Mergers may also be distinguished by following two financing methods--each with its own ramifications for investors.
- Purchase Mergers: As the name suggests, this kind of merger occurs when one company purchases another company. The purchase is made with cash or through the issue of some kind of debt instrument. The sale is taxable, which attracts the acquiring companies, who enjoy the tax benefits. Acquired assets can be written-up to the actual purchase price, and the difference between the book value and the purchase price of the assets can depreciate annually, reducing taxes payable by the acquiring company.
- Consolidation Mergers: With this merger, a brand new company is formed, and both companies are bought and combined under the new entity. The tax terms are the same as those of a purchase merger.
A company may buy another company with cash, stock, assumption of debt, or a combination thereof. In smaller deals, it is also common for one company to acquire all of another company's assets. Company X buys all of Company Y's assets for cash, which means that Company Y will have only cash (and debt, if any). Of course, Company Y becomes merely a shell and will eventually liquidate or enter other areas of business.
Another acquisition deal known as a "reverse merger" enables a private company to become publicly-listed in a relatively short time period. Reverse mergers occur when a private company that has strong prospects and is eager to acquire financing buys a publicly-listed shell company, with no legitimate business operations and limited assets. The private company reverses merges into the public company, and together they become an entirely new public corporation with tradeable shares.

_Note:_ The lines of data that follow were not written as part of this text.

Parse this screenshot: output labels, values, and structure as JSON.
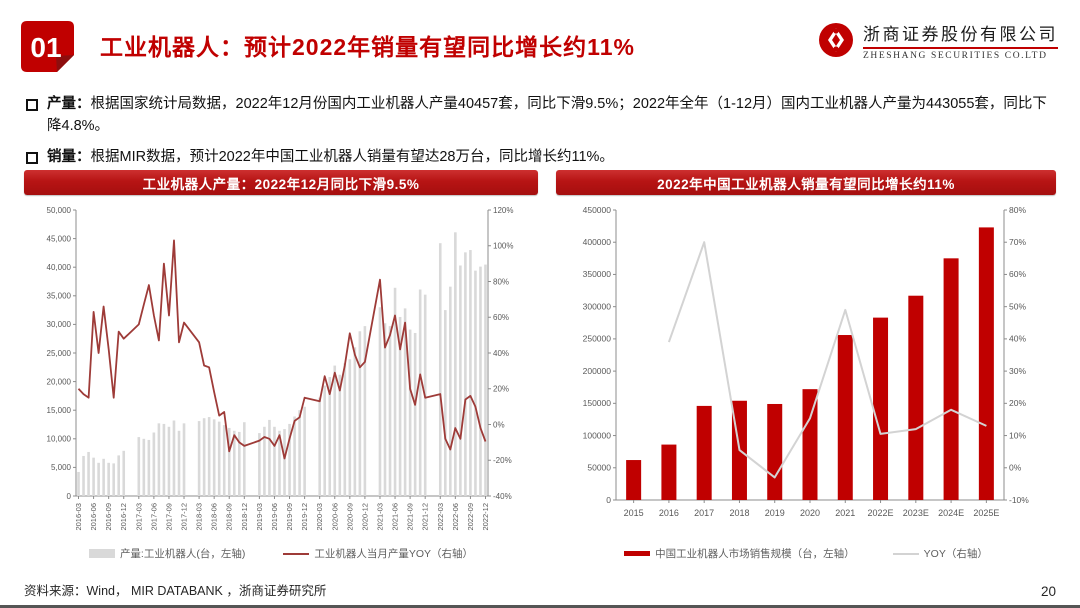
{
  "header": {
    "badge": "01",
    "title": "工业机器人：预计2022年销量有望同比增长约11%",
    "logo": {
      "cn": "浙商证券股份有限公司",
      "en": "ZHESHANG SECURITIES CO.LTD"
    }
  },
  "bullets": [
    {
      "label": "产量：",
      "text": "根据国家统计局数据，2022年12月份国内工业机器人产量40457套，同比下滑9.5%；2022年全年（1-12月）国内工业机器人产量为443055套，同比下降4.8%。"
    },
    {
      "label": "销量：",
      "text": "根据MIR数据，预计2022年中国工业机器人销量有望达28万台，同比增长约11%。"
    }
  ],
  "footer": {
    "source": "资料来源：Wind， MIR DATABANK ，浙商证券研究所",
    "page": "20"
  },
  "colors": {
    "primary_red": "#c00000",
    "line_dark_red": "#9e3b38",
    "bar_gray": "#d9d9d9",
    "line_gray": "#d3d3d3",
    "axis_gray": "#8c8c8c",
    "tick_text": "#595959"
  },
  "chart_data": [
    {
      "type": "bar+line",
      "title": "工业机器人产量：2022年12月同比下滑9.5%",
      "legend": [
        "产量:工业机器人(台，左轴)",
        "工业机器人当月产量YOY（右轴）"
      ],
      "left_axis": {
        "min": 0,
        "max": 50000,
        "step": 5000
      },
      "right_axis": {
        "min": -40,
        "max": 120,
        "step": 20,
        "unit": "%"
      },
      "x_tick_format": "YYYY-MM",
      "years": [
        "2016",
        "2017",
        "2018",
        "2019",
        "2020",
        "2021",
        "2022"
      ],
      "months": [
        "03",
        "04",
        "05",
        "06",
        "07",
        "08",
        "09",
        "10",
        "11",
        "12"
      ],
      "bars_by_year": {
        "2016": [
          4200,
          7000,
          7700,
          6700,
          5800,
          6500,
          5800,
          5700,
          7100,
          7900
        ],
        "2017": [
          10300,
          10000,
          9800,
          11100,
          12700,
          12600,
          12100,
          13200,
          11400,
          12700
        ],
        "2018": [
          13100,
          13600,
          13800,
          13400,
          13000,
          12400,
          11900,
          11400,
          11200,
          12900
        ],
        "2019": [
          11000,
          12100,
          13300,
          12100,
          11400,
          11700,
          12600,
          13900,
          15000,
          15600
        ],
        "2020": [
          17200,
          19300,
          20800,
          22800,
          21200,
          23200,
          23900,
          26000,
          28800,
          29700
        ],
        "2021": [
          33000,
          30200,
          29700,
          36400,
          31300,
          32800,
          29100,
          28500,
          36100,
          35200
        ],
        "2022": [
          44200,
          32500,
          36600,
          46100,
          40300,
          42600,
          43000,
          39400,
          40100,
          40457
        ]
      },
      "yoy_by_year": {
        "2016": [
          20,
          17,
          15,
          63,
          40,
          66,
          42,
          15,
          52,
          48
        ],
        "2017": [
          56,
          67,
          78,
          61,
          47,
          90,
          61,
          103,
          46,
          57
        ],
        "2018": [
          46,
          33,
          32,
          18,
          5,
          7,
          -15,
          -6,
          -10,
          -12
        ],
        "2019": [
          -9,
          -7,
          -8,
          -12,
          -6,
          -19,
          -8,
          2,
          4,
          15
        ],
        "2020": [
          13,
          27,
          17,
          29,
          19,
          33,
          51,
          39,
          32,
          35
        ],
        "2021": [
          81,
          43,
          50,
          61,
          42,
          57,
          20,
          11,
          28,
          15
        ],
        "2022": [
          17,
          -8,
          -14,
          -2,
          -8,
          14,
          16,
          10,
          -2,
          -9.5
        ]
      }
    },
    {
      "type": "bar+line",
      "title": "2022年中国工业机器人销量有望同比增长约11%",
      "legend": [
        "中国工业机器人市场销售规模（台，左轴）",
        "YOY（右轴）"
      ],
      "left_axis": {
        "min": 0,
        "max": 450000,
        "step": 50000
      },
      "right_axis": {
        "min": -10,
        "max": 80,
        "step": 10,
        "unit": "%"
      },
      "categories": [
        "2015",
        "2016",
        "2017",
        "2018",
        "2019",
        "2020",
        "2021",
        "2022E",
        "2023E",
        "2024E",
        "2025E"
      ],
      "sales": [
        62000,
        86000,
        146000,
        154000,
        149000,
        172000,
        256000,
        283000,
        317000,
        375000,
        423000
      ],
      "yoy": [
        null,
        39,
        70,
        5.5,
        -3,
        15.4,
        49,
        10.5,
        12,
        18,
        13
      ]
    }
  ]
}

Both companies involved on either side of an M&A deal will value the target company differently. The seller will obviously value the company at the highest price as possible, while the buyer will attempt to buy it for the lowest possible price. Fortunately, a company can be objectively valued by studying comparable companies in an industry, and by relying on the following metrics:
- Comparative Ratios: The following are two examples of the many comparative metrics on which acquiring companies may base their offers:
- Price-Earnings Ratio (P/E Ratio): With the use of this ratio, an acquiring company makes an offer that is a multiple of the earnings of the target company. Examining the P/E for all the stocks within the same industry group will give the acquiring company good guidance for what the target's P/E multiple should be.
- Enterprise-Value-to-Sales Ratio (EV/Sales): With this ratio, the acquiring company makes an offer as a multiple of the revenues, again, while being aware of the price-to-sales ratio of other companies in the industry.

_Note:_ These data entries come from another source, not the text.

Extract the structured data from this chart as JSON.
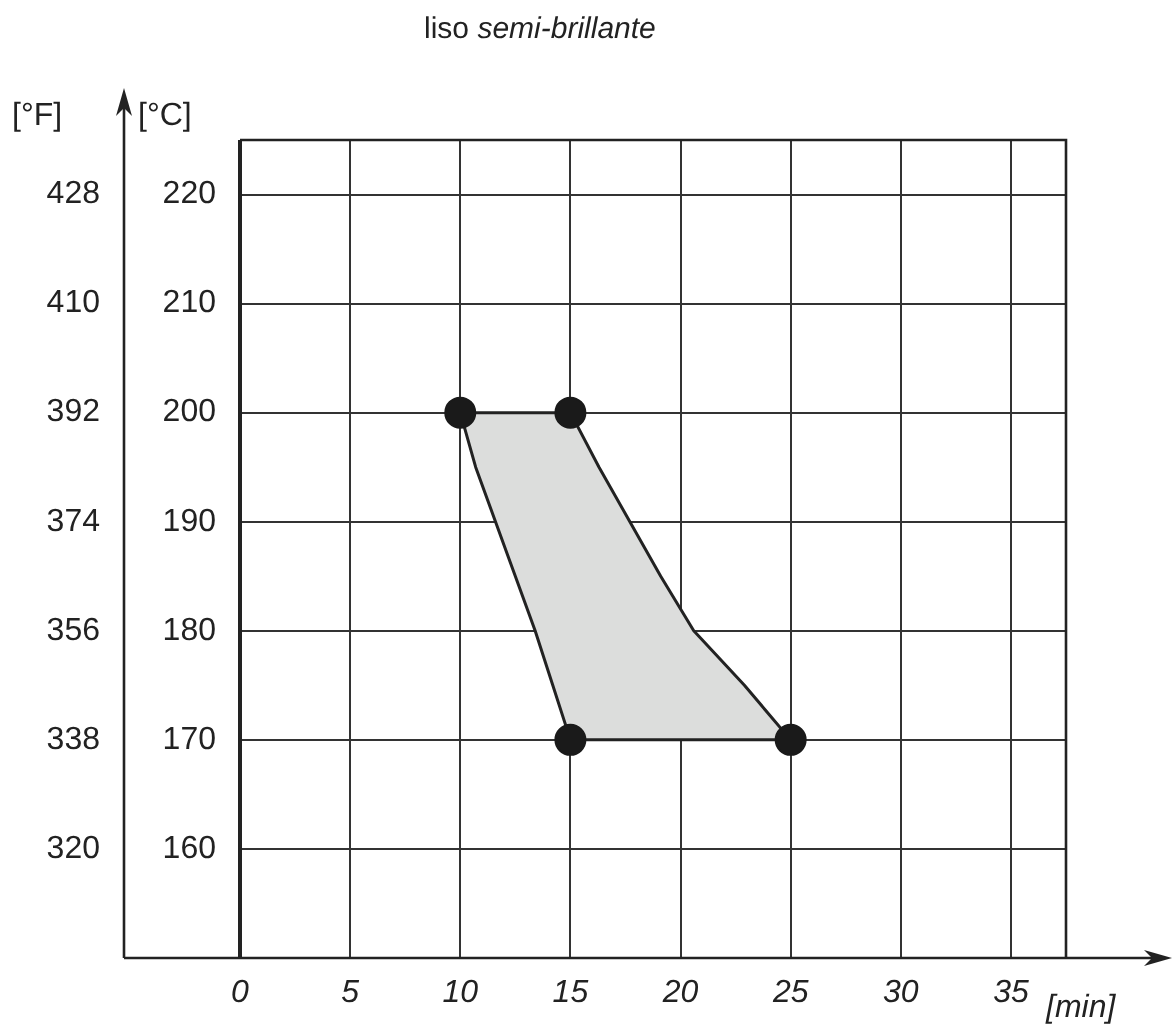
{
  "chart_data": {
    "type": "area",
    "title": "liso semi-brillante",
    "xlabel": "[min]",
    "ylabel": "[°C]",
    "y2label": "[°F]",
    "xlim": [
      0,
      37.5
    ],
    "xticks": [
      0,
      5,
      10,
      15,
      20,
      25,
      30,
      35
    ],
    "ylim": [
      150,
      225
    ],
    "yticks": [
      160,
      170,
      180,
      190,
      200,
      210,
      220
    ],
    "y2lim": [
      302,
      437
    ],
    "y2ticks": [
      320,
      338,
      356,
      374,
      392,
      410,
      428
    ],
    "grid": true,
    "legend": false,
    "series": [
      {
        "color": "#dcdddc",
        "x": [
          10,
          15,
          16.3,
          17.7,
          19.1,
          20.6,
          22.9,
          25,
          15,
          14.2,
          13.4,
          12.5,
          11.6,
          10.7,
          10
        ],
        "values": [
          200,
          200,
          195,
          190,
          185,
          180,
          175,
          170,
          170,
          175,
          180,
          185,
          190,
          195,
          200
        ]
      },
      {
        "type": "scatter",
        "color": "#1a1a1a",
        "marker": "circle",
        "x": [
          10,
          15,
          15,
          25
        ],
        "values": [
          200,
          200,
          170,
          170
        ]
      }
    ]
  }
}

- Replacement Cost: In a few cases, acquisitions are based on the cost of replacing the target company. For simplicity's sake, suppose the value of a company is simply the sum of all its equipment and staffing costs. The acquiring company can literally order the target to sell at that price, or it will create a competitor for the same cost. Naturally, it takes a long time to assemble good management, acquire property and purchase the right equipment. This method of establishing a price certainly wouldn't make much sense in a service industry where the key assets – people and ideas – are hard to value and develop.

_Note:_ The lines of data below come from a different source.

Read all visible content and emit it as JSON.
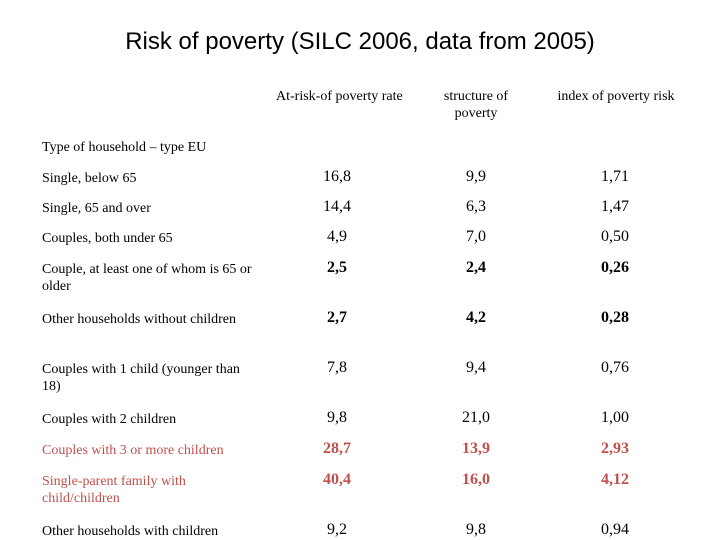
{
  "title": "Risk of poverty (SILC 2006, data from 2005)",
  "headers": {
    "col1": "At-risk-of poverty rate",
    "col2": "structure of poverty",
    "col3": "index of poverty risk"
  },
  "type_label": "Type of household – type EU",
  "rows": [
    {
      "label": "Single, below 65",
      "rate": "16,8",
      "structure": "9,9",
      "index": "1,71"
    },
    {
      "label": "Single, 65 and over",
      "rate": "14,4",
      "structure": "6,3",
      "index": "1,47"
    },
    {
      "label": "Couples, both under 65",
      "rate": "4,9",
      "structure": "7,0",
      "index": "0,50"
    },
    {
      "label": "Couple, at least one of whom is 65 or older",
      "rate": "2,5",
      "structure": "2,4",
      "index": "0,26"
    },
    {
      "label": "Other households without children",
      "rate": "2,7",
      "structure": "4,2",
      "index": "0,28"
    },
    {
      "label": "Couples with 1 child (younger than 18)",
      "rate": "7,8",
      "structure": "9,4",
      "index": "0,76"
    },
    {
      "label": "Couples with 2 children",
      "rate": "9,8",
      "structure": "21,0",
      "index": "1,00"
    },
    {
      "label": "Couples with 3 or more children",
      "rate": "28,7",
      "structure": "13,9",
      "index": "2,93"
    },
    {
      "label": "Single-parent family with child/children",
      "rate": "40,4",
      "structure": "16,0",
      "index": "4,12"
    },
    {
      "label": "Other households with children",
      "rate": "9,2",
      "structure": "9,8",
      "index": "0,94"
    }
  ],
  "colors": {
    "highlight": "#c0504d",
    "text": "#000000"
  }
}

- Discounted Cash Flow (DCF): A key valuation tool in M&A, discounted cash flow analysis determines a company's current value, according to its estimated future cash flows. Forecasted free cash flows (net income + depreciation/amortization - capital expenditures - change in working capital) are discounted to a present value using the company's weighted average costs of capital (WACC). Admittedly, DCF is tricky to get right, but few tools can rival this valuation method.